GCC is almost four times as fast as the bytecode interpreter. It either removes the heap allocation entirely or new + delete expressions are just very efficiently implemented. I have not profiled clang with the current interpreter thoroughly but I can imagine that zero-initializing the APValue (the data structure clang uses to represent compile-time evaluated values) of the array already takes that long.
Further work
There are still a few features that need to be implemented, and definitely a few underlying problems.
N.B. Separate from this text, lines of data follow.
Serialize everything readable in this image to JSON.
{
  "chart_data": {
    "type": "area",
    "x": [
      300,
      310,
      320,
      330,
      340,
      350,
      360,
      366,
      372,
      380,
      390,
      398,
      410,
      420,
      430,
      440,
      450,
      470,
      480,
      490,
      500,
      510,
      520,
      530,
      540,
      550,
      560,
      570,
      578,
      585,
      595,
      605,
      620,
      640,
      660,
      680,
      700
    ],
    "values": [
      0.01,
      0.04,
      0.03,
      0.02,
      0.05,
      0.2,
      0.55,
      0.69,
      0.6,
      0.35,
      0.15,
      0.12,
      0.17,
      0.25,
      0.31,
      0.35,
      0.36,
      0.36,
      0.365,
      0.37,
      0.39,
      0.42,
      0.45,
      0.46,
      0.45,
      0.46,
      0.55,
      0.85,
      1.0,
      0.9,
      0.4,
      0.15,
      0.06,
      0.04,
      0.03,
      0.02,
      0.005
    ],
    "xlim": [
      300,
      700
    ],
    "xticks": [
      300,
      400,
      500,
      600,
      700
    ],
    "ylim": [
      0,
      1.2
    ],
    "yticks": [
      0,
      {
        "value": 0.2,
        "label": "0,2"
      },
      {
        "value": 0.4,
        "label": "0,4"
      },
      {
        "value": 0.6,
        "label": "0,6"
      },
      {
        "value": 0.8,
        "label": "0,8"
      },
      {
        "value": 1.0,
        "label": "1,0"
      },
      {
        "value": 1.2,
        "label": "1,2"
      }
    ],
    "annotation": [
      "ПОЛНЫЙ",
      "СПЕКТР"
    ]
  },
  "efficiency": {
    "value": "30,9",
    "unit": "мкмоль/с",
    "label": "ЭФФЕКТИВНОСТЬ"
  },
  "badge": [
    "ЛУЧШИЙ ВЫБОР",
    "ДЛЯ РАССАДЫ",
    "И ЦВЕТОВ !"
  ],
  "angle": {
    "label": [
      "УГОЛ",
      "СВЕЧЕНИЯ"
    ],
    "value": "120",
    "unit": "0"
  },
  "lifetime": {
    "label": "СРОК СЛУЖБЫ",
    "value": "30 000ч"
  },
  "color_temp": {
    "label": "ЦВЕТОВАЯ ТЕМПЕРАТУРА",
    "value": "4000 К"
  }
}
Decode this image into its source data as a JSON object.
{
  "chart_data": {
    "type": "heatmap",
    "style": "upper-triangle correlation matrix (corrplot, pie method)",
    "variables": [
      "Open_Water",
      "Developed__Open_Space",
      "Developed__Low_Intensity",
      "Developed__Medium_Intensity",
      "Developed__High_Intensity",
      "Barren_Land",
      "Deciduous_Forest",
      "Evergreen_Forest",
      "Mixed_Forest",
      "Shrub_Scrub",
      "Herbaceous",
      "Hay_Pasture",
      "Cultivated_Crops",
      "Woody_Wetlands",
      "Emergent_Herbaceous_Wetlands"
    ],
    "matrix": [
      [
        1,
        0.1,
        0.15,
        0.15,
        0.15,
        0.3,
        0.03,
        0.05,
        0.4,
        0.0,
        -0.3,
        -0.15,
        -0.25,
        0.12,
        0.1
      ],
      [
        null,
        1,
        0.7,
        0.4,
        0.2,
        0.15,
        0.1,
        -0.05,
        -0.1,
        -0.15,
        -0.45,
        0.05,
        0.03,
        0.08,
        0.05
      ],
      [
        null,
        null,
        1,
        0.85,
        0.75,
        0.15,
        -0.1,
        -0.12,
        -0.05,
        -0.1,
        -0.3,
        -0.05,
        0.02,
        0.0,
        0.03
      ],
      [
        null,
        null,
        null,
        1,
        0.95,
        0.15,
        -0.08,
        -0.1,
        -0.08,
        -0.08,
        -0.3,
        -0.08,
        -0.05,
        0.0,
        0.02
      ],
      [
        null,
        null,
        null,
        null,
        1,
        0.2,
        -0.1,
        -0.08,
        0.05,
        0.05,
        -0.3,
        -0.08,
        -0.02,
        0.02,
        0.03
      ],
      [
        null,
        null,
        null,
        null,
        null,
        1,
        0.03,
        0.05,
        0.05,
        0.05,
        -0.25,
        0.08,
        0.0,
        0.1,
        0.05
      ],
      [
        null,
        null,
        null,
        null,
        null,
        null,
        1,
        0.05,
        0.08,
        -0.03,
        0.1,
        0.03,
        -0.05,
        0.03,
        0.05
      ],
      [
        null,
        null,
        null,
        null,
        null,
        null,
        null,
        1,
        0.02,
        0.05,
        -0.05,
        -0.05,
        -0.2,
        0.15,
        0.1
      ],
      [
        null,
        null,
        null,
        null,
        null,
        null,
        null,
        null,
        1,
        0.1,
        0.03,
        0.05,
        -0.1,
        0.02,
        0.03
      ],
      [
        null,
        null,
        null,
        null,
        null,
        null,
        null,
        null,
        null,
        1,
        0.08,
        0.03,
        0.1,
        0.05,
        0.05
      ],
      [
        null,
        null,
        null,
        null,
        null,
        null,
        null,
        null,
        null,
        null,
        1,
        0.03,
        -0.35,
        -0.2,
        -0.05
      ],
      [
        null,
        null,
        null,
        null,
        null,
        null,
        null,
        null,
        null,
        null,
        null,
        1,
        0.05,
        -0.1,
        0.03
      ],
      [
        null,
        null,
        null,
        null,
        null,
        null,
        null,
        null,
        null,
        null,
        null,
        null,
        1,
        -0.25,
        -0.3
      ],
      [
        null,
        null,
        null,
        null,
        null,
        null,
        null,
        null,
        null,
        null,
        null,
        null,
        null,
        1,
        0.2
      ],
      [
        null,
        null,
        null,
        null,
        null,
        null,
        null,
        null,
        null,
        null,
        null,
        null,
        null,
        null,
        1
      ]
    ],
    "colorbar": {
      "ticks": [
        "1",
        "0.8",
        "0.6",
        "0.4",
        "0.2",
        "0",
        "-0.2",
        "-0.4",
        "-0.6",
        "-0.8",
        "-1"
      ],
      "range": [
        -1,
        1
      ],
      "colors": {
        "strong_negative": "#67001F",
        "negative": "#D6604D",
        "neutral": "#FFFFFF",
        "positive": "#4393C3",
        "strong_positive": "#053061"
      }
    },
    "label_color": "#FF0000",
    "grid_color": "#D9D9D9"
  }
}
I’ve added a clang:bytecode label in GitHub to track several of them in the upstream LLVM repository.
I'll continue working on this project, and I’ve also asked for help on the LLVM Discourse. Other people have also implemented a lot of the recent vector elementwise builtins. So if you’re interested, you can always try to compile your favorite C or C++ project with -fexperimental-new-constant-interpreter and report all problems (or successes!) you find. Any implementation help is also highly appreciated, of course.
Part of me hopes that this is the last blog post I write about this topic, but see you next year!